"To define the present in isolation is to kill it" - Paul Klee
_____________________________________
I am not sure how to end my letters to you. To offer a quote and perhaps a few more fragments of my long event? Is that enough? I ask myself.
It is with a certain unsurity and hesistancy: returning home should always hover between relief and doubt. I found Ann Arbor quite the same yet warm and green. And within an hour, I caught my breath in landlocked suspense,

The movement of people across landscapes, all landscapes, has always eclipsed what one assumes to be their limit. During the past 1 1/2 weeks in Oslo and København, my nordic past awoke through the people and perhaps the assistance of few old relatives' ghosts hovering about me. I think if it weren't for a few living people who love me here, I may have decided to stay on with those old ghosts, re-awakening what my relatives once did by coming to the U.S. 100 years ago.

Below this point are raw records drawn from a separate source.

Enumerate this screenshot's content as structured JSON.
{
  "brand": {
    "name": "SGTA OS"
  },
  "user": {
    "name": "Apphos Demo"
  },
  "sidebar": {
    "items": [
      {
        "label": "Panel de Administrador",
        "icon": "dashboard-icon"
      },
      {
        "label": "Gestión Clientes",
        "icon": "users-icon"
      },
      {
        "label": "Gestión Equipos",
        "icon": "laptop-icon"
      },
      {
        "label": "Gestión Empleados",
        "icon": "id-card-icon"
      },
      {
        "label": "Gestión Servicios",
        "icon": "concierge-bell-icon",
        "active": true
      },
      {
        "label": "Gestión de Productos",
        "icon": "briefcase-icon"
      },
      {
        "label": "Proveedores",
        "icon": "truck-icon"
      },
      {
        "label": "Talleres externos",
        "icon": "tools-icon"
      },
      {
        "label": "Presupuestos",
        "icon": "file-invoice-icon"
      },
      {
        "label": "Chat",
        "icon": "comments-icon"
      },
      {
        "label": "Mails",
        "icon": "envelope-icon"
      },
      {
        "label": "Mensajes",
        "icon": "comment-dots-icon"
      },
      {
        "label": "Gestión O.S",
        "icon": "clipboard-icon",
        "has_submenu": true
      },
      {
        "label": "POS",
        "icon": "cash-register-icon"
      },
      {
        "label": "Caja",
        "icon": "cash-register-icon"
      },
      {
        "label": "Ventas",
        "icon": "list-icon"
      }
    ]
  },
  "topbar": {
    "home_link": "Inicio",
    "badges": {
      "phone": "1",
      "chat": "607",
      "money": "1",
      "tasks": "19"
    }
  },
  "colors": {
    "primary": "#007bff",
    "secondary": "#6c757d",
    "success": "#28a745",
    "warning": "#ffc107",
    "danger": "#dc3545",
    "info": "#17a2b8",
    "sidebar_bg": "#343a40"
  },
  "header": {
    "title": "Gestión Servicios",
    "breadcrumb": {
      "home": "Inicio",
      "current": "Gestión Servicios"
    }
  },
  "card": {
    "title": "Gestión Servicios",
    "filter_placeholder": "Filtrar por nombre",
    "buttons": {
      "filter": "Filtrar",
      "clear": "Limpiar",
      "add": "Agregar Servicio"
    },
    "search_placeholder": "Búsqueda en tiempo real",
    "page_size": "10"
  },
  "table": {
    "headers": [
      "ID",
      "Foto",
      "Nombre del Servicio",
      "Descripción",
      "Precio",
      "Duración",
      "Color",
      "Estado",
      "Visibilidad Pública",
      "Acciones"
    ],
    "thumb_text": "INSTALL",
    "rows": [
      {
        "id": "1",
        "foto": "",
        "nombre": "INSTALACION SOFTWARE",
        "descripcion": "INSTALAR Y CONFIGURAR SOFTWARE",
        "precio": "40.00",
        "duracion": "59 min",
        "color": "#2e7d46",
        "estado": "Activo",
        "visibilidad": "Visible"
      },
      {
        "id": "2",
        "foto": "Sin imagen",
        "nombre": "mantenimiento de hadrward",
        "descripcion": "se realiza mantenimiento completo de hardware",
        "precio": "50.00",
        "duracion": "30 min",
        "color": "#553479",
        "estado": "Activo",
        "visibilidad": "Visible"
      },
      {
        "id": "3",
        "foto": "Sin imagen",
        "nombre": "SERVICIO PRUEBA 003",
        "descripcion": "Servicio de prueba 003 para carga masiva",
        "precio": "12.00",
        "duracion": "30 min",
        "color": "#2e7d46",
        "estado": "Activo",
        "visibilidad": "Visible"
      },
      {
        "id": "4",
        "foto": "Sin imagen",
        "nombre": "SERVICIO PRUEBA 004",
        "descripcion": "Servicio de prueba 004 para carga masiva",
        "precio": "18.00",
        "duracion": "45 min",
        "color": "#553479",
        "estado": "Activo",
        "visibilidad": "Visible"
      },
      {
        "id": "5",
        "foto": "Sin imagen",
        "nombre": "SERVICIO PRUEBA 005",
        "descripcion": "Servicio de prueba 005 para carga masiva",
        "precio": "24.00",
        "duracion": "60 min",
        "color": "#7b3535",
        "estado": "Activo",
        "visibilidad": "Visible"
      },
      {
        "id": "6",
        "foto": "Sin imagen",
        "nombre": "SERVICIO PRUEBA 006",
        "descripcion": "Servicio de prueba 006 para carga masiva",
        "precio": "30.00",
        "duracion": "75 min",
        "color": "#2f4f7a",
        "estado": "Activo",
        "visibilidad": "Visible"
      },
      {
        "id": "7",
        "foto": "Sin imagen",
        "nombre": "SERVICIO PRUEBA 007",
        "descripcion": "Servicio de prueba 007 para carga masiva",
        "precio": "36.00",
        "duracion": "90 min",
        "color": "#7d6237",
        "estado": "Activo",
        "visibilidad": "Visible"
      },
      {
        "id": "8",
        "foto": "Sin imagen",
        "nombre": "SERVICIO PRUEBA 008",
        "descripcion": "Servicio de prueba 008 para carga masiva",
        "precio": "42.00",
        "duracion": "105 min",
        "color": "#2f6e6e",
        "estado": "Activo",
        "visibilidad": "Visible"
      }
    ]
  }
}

I don't think I am ready to turn my back on what my grandparents and relatives began. Weighted in their gestures is the a spacial sense of 'home', which can be created anywhere if given the time and patience. Borders are always built: we may unconsciously want them there. They serve their purpose, at times, to give us the freedom to remain in one place.
And in my usual thought pattern, I believe that there is still time to migrate,

to flock where one feels absolutely possessed with the knowledge of an open polar sea route.
I have decided to continue my letters to you. They are from home though and not from abroad. But I think the act of writing is often from far away. And there are always great distances to cross.
___________________________________________________

View outside my bedroom window in København at 11pm at night, still light.

The National Museum in København, Eskimology department in their Ethnographic wing.



A newer artifact deserted for the future to someday dig up.

And where it may quite possibly end up.